Le prime testimonianze di presenza umana nel sito di San Priamo sono costituite da un piccolo gruppo di grotticelle artificiali a camera sottorrenea (domus de janas), cavate nel ranito durante il Neolitico Recente (fine IV-inizio III millennio a.C.) usate come tombe collettive (destinate cioè a contenere ciascuna diversi defunti). Una di queste grotticelle è stata inglobata all’interno della piccola cappella medievale posta all’estrema sinistra dell’attuale chiesa di San Priamo.

Nel comune di S. Vito, lungo la SS125 al Km. 54, sorge il villaggio di SAN PRIAMO. La piccola frazione nasce come villaggio rurale dopo la prima guerra mondiale. Linde e tipiche casette sorsero per dare un'abitazione dignitosa a famiglie di poveri pastori e agricoltori. Il luogo già frequentato in epoca medievale, fu dotato di una scuola, di uno spaccio, di una nuova chiesa, mentre quella più antica riservata d'allora ai riti in onore del Santo. Quest'ultimo edificio rappresenta una rarità data la sua collocazione. E' un vasto paesaggio intorno e dominare la piana del Rio Picocca. La chiesa è costituita di due corpi. Il primo risale probabilmente all'XI secolo, mentre quello aggiuntivo al tempo della dominazione spagnola (XVI-XVII secolo). Nella parte più antica si apre una cavità da cui sgorga una piccola sorgente che un tempo si diceva miracolosa. Si tratta per l'esattezza di una domus de janas. Nelle immediate vicinanze sorge un nuraghe. Ciò fa presumere che la zona fosse luogo sacro fin dalla preistoria. Con l'avvento del cristianesimo fu trasformato in luogo di preghiera e venerazione di San Priamo che la tradizione popolare ricorda come martire e benefattore dell'umanità. L'ingresso della chiesa è posto ad oriente ed è costituito da un grande portone di legno. All'interno vi è un piccolo altare di un marmo policromo.
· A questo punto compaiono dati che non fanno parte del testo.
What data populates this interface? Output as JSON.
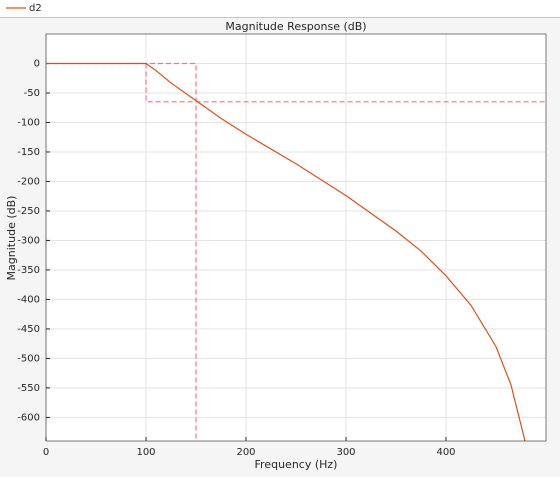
{
  "chart_data": {
    "type": "line",
    "title": "Magnitude Response (dB)",
    "x_label": "Frequency (Hz)",
    "y_label": "Magnitude (dB)",
    "x": [
      0,
      100,
      110,
      125,
      150,
      175,
      200,
      250,
      300,
      350,
      375,
      400,
      425,
      450,
      465,
      479
    ],
    "series": [
      {
        "name": "d2",
        "color": "#d95319",
        "values": [
          0,
          0,
          -12,
          -33,
          -63,
          -93,
          -120,
          -170,
          -224,
          -284,
          -318,
          -360,
          -410,
          -480,
          -545,
          -640
        ]
      }
    ],
    "mask": {
      "color": "#ff6f8a",
      "x": [
        0,
        150,
        150,
        null,
        100,
        100,
        500
      ],
      "values": [
        0,
        0,
        -640,
        null,
        0,
        -65,
        -65
      ]
    },
    "xlim": [
      0,
      500
    ],
    "ylim": [
      -640,
      50
    ],
    "xticks": [
      0,
      100,
      200,
      300,
      400
    ],
    "yticks": [
      0,
      -50,
      -100,
      -150,
      -200,
      -250,
      -300,
      -350,
      -400,
      -450,
      -500,
      -550,
      -600
    ],
    "grid": true
  }
}
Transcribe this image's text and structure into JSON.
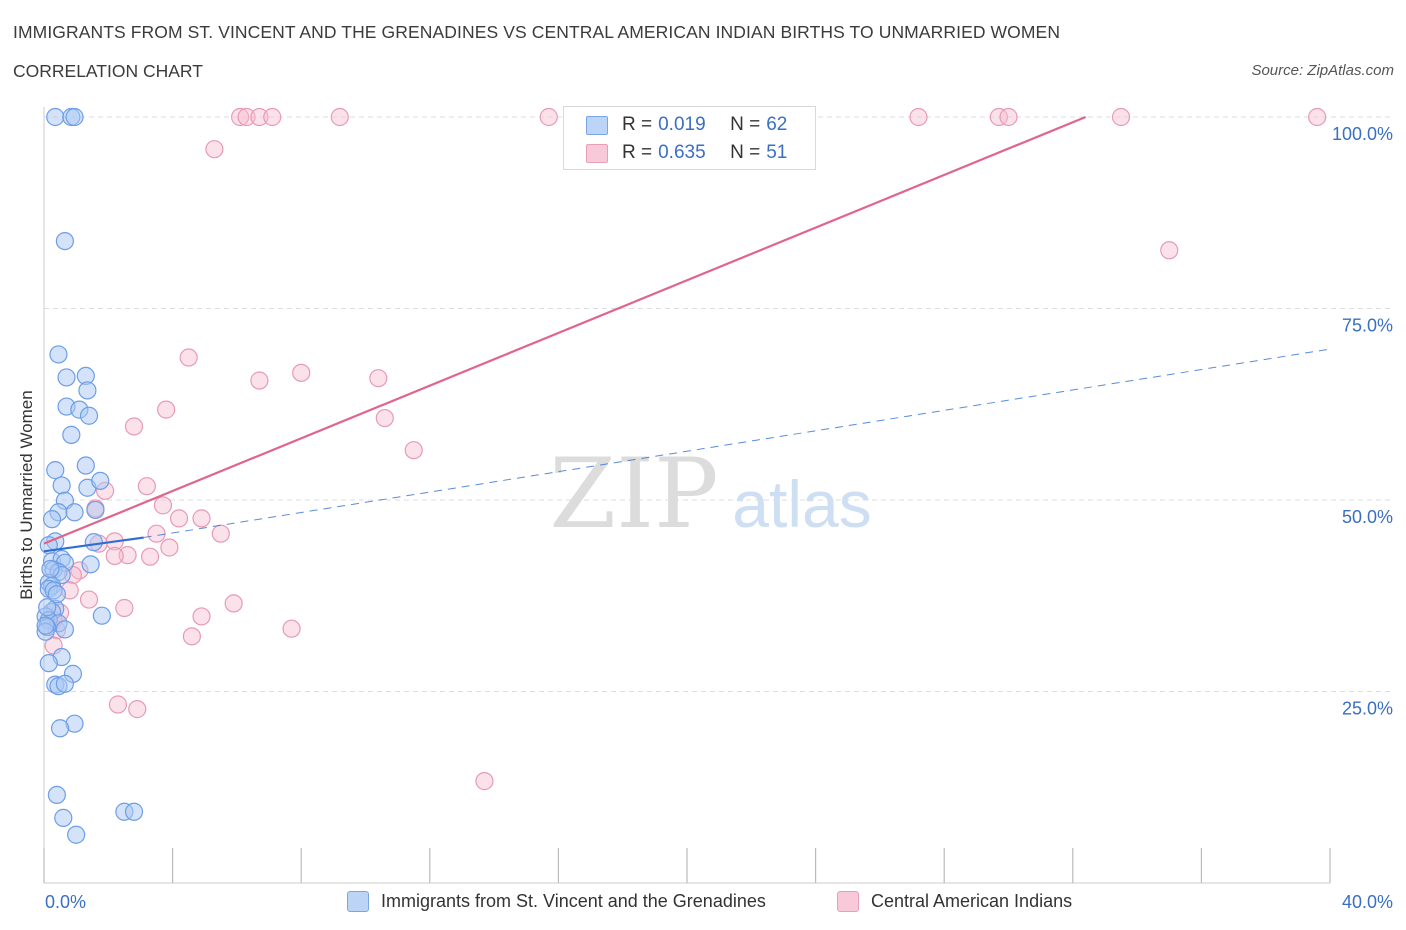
{
  "header": {
    "title": "IMMIGRANTS FROM ST. VINCENT AND THE GRENADINES VS CENTRAL AMERICAN INDIAN BIRTHS TO UNMARRIED WOMEN",
    "subtitle": "CORRELATION CHART",
    "source": "Source: ZipAtlas.com"
  },
  "legend": {
    "rows": [
      {
        "r_key": "R = ",
        "r_value": "0.019",
        "n_key": "N = ",
        "n_value": "62"
      },
      {
        "r_key": "R = ",
        "r_value": "0.635",
        "n_key": "N = ",
        "n_value": "51"
      }
    ]
  },
  "watermark": {
    "zip": "ZIP",
    "atlas": "atlas"
  },
  "colors": {
    "blue_fill": "#a9c8f3",
    "blue_stroke": "#6d9ee6",
    "blue_line": "#2f6fd1",
    "pink_fill": "#f6bdd0",
    "pink_stroke": "#e89ab4",
    "pink_line": "#e0648c",
    "tick_label": "#3a6fc4",
    "grid": "#dddddd"
  },
  "chart_data": {
    "type": "scatter",
    "title": "IMMIGRANTS FROM ST. VINCENT AND THE GRENADINES VS CENTRAL AMERICAN INDIAN BIRTHS TO UNMARRIED WOMEN",
    "xlabel": "",
    "ylabel": "Births to Unmarried Women",
    "xlim": [
      0,
      40
    ],
    "ylim": [
      0,
      100
    ],
    "x_tick_labels": [
      "0.0%",
      "40.0%"
    ],
    "y_ticks": [
      25,
      50,
      75,
      100
    ],
    "y_tick_labels": [
      "25.0%",
      "50.0%",
      "75.0%",
      "100.0%"
    ],
    "grid": true,
    "legend_position": "top-center",
    "series": [
      {
        "name": "Immigrants from St. Vincent and the Grenadines",
        "color": "#a9c8f3",
        "trend": {
          "x": [
            0.0,
            3.1
          ],
          "y": [
            43.3,
            45.1
          ],
          "style": "solid"
        },
        "trend_extension": {
          "x": [
            3.1,
            40.0
          ],
          "y": [
            45.1,
            69.7
          ],
          "style": "dashed"
        },
        "points": [
          {
            "x": 0.35,
            "y": 100
          },
          {
            "x": 0.85,
            "y": 100
          },
          {
            "x": 0.95,
            "y": 100
          },
          {
            "x": 0.65,
            "y": 83.8
          },
          {
            "x": 0.45,
            "y": 69.0
          },
          {
            "x": 1.3,
            "y": 66.2
          },
          {
            "x": 0.7,
            "y": 66.0
          },
          {
            "x": 1.35,
            "y": 64.3
          },
          {
            "x": 0.7,
            "y": 62.2
          },
          {
            "x": 1.1,
            "y": 61.8
          },
          {
            "x": 1.4,
            "y": 61.0
          },
          {
            "x": 0.85,
            "y": 58.5
          },
          {
            "x": 0.35,
            "y": 53.9
          },
          {
            "x": 1.3,
            "y": 54.5
          },
          {
            "x": 0.55,
            "y": 51.9
          },
          {
            "x": 1.35,
            "y": 51.6
          },
          {
            "x": 1.75,
            "y": 52.5
          },
          {
            "x": 0.65,
            "y": 49.9
          },
          {
            "x": 0.45,
            "y": 48.4
          },
          {
            "x": 0.95,
            "y": 48.4
          },
          {
            "x": 0.25,
            "y": 47.5
          },
          {
            "x": 1.6,
            "y": 48.7
          },
          {
            "x": 0.35,
            "y": 44.6
          },
          {
            "x": 1.55,
            "y": 44.5
          },
          {
            "x": 0.15,
            "y": 44.1
          },
          {
            "x": 0.25,
            "y": 42.0
          },
          {
            "x": 0.55,
            "y": 42.3
          },
          {
            "x": 0.65,
            "y": 41.8
          },
          {
            "x": 1.45,
            "y": 41.6
          },
          {
            "x": 0.3,
            "y": 40.9
          },
          {
            "x": 0.45,
            "y": 40.6
          },
          {
            "x": 0.55,
            "y": 40.2
          },
          {
            "x": 0.15,
            "y": 39.2
          },
          {
            "x": 0.25,
            "y": 38.8
          },
          {
            "x": 0.15,
            "y": 38.4
          },
          {
            "x": 0.3,
            "y": 38.2
          },
          {
            "x": 0.35,
            "y": 35.8
          },
          {
            "x": 0.25,
            "y": 35.4
          },
          {
            "x": 0.05,
            "y": 34.8
          },
          {
            "x": 0.15,
            "y": 34.3
          },
          {
            "x": 0.45,
            "y": 33.9
          },
          {
            "x": 1.8,
            "y": 34.9
          },
          {
            "x": 0.1,
            "y": 33.4
          },
          {
            "x": 0.65,
            "y": 33.1
          },
          {
            "x": 0.05,
            "y": 32.8
          },
          {
            "x": 0.55,
            "y": 29.5
          },
          {
            "x": 0.15,
            "y": 28.7
          },
          {
            "x": 0.9,
            "y": 27.3
          },
          {
            "x": 0.35,
            "y": 25.9
          },
          {
            "x": 0.45,
            "y": 25.7
          },
          {
            "x": 0.65,
            "y": 26.0
          },
          {
            "x": 0.95,
            "y": 20.8
          },
          {
            "x": 0.5,
            "y": 20.2
          },
          {
            "x": 0.4,
            "y": 11.5
          },
          {
            "x": 0.6,
            "y": 8.5
          },
          {
            "x": 1.0,
            "y": 6.3
          },
          {
            "x": 2.5,
            "y": 9.3
          },
          {
            "x": 2.8,
            "y": 9.3
          },
          {
            "x": 0.1,
            "y": 36.0
          },
          {
            "x": 0.2,
            "y": 41.0
          },
          {
            "x": 0.05,
            "y": 33.6
          },
          {
            "x": 0.4,
            "y": 37.7
          }
        ]
      },
      {
        "name": "Central American Indians",
        "color": "#f6bdd0",
        "trend": {
          "x": [
            0.0,
            32.4
          ],
          "y": [
            44.3,
            100.0
          ],
          "style": "solid"
        },
        "points": [
          {
            "x": 6.1,
            "y": 100
          },
          {
            "x": 6.3,
            "y": 100
          },
          {
            "x": 6.7,
            "y": 100
          },
          {
            "x": 7.1,
            "y": 100
          },
          {
            "x": 9.2,
            "y": 100
          },
          {
            "x": 15.7,
            "y": 100
          },
          {
            "x": 27.2,
            "y": 100
          },
          {
            "x": 29.7,
            "y": 100
          },
          {
            "x": 30.0,
            "y": 100
          },
          {
            "x": 33.5,
            "y": 100
          },
          {
            "x": 39.6,
            "y": 100
          },
          {
            "x": 5.3,
            "y": 95.8
          },
          {
            "x": 35.0,
            "y": 82.6
          },
          {
            "x": 4.5,
            "y": 68.6
          },
          {
            "x": 8.0,
            "y": 66.6
          },
          {
            "x": 6.7,
            "y": 65.6
          },
          {
            "x": 10.4,
            "y": 65.9
          },
          {
            "x": 3.8,
            "y": 61.8
          },
          {
            "x": 10.6,
            "y": 60.7
          },
          {
            "x": 2.8,
            "y": 59.6
          },
          {
            "x": 11.5,
            "y": 56.5
          },
          {
            "x": 3.2,
            "y": 51.8
          },
          {
            "x": 1.9,
            "y": 51.2
          },
          {
            "x": 3.7,
            "y": 49.3
          },
          {
            "x": 1.6,
            "y": 48.9
          },
          {
            "x": 4.2,
            "y": 47.6
          },
          {
            "x": 4.9,
            "y": 47.6
          },
          {
            "x": 3.5,
            "y": 45.6
          },
          {
            "x": 5.5,
            "y": 45.6
          },
          {
            "x": 2.2,
            "y": 44.6
          },
          {
            "x": 1.7,
            "y": 44.3
          },
          {
            "x": 3.9,
            "y": 43.8
          },
          {
            "x": 2.6,
            "y": 42.8
          },
          {
            "x": 3.3,
            "y": 42.6
          },
          {
            "x": 2.2,
            "y": 42.7
          },
          {
            "x": 1.1,
            "y": 40.8
          },
          {
            "x": 0.9,
            "y": 40.2
          },
          {
            "x": 0.8,
            "y": 38.2
          },
          {
            "x": 1.4,
            "y": 37.0
          },
          {
            "x": 5.9,
            "y": 36.5
          },
          {
            "x": 2.5,
            "y": 35.9
          },
          {
            "x": 0.5,
            "y": 35.3
          },
          {
            "x": 4.9,
            "y": 34.8
          },
          {
            "x": 0.3,
            "y": 34.3
          },
          {
            "x": 7.7,
            "y": 33.2
          },
          {
            "x": 0.4,
            "y": 33.0
          },
          {
            "x": 4.6,
            "y": 32.2
          },
          {
            "x": 0.3,
            "y": 31.0
          },
          {
            "x": 2.3,
            "y": 23.3
          },
          {
            "x": 2.9,
            "y": 22.7
          },
          {
            "x": 13.7,
            "y": 13.3
          }
        ]
      }
    ]
  },
  "bottom_legend": {
    "items": [
      {
        "label": "Immigrants from St. Vincent and the Grenadines"
      },
      {
        "label": "Central American Indians"
      }
    ]
  }
}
Sulla strada per Cagliari al Km. 50,900 è possibile infine osservare il nuraghe BASORU. Si tratta di una costruzione eseguita con tecnica megalitica del tipo pseudo-nuraghe ossia realizzata con conci di granito irregolari, rinforzati da zeppe. Il complesso nuragico è costituito di una torre centrale di pianta circolare cinta da una cortina muraria entro cui si sviluppa un cortile a forma di falce. L'ingresso è posto sul lato sud del rifascio. L'altezza della torre è di m. 6,30. Costruzioni similari sono dislocate in gran numero sulle sommità dei monti circostanti.
San Vito
Il più interno dei paesi del Sarrabus, è collocato nella valle percorsa dal fiume Endosa e dal Flumini Uri. La sua nascita, come quella degli altri centri, è incerta. Si presume che abbia avuto origine in epoca medioevale, anche se per la zona si parla di insediamenti risalenti alla preistoria e alla civiltà nuragica. Deve il suo nome al suo santo protettore, il cui culto risale ad epoca lontanissima. A San Vito Martire è infatti dedicata la chiesa parrocchiale restituita al suo antico splendore, grazie ad un attento restauro. Addentrandosi nei suoi vicoli è possibile osservare abitazioni dalla struttura antica, con ampi cortili chiusi all'esterno da ampi portali di legno, mentre sulla Via Nazionale fanno bella mostra di se palazzine in stile liberty. Uscendo dall'abitato verso MONTE NARBA, in località SANTA ROSA, è possibile visitare l'antica necropoli. Si tratta di un gruppo di tombe ipogeiche o DOMUS DE JANAS, scavata nella roccia granitica e costituita di due parti: un ingresso e una camera monocellulare risalente a 4000 anni fa.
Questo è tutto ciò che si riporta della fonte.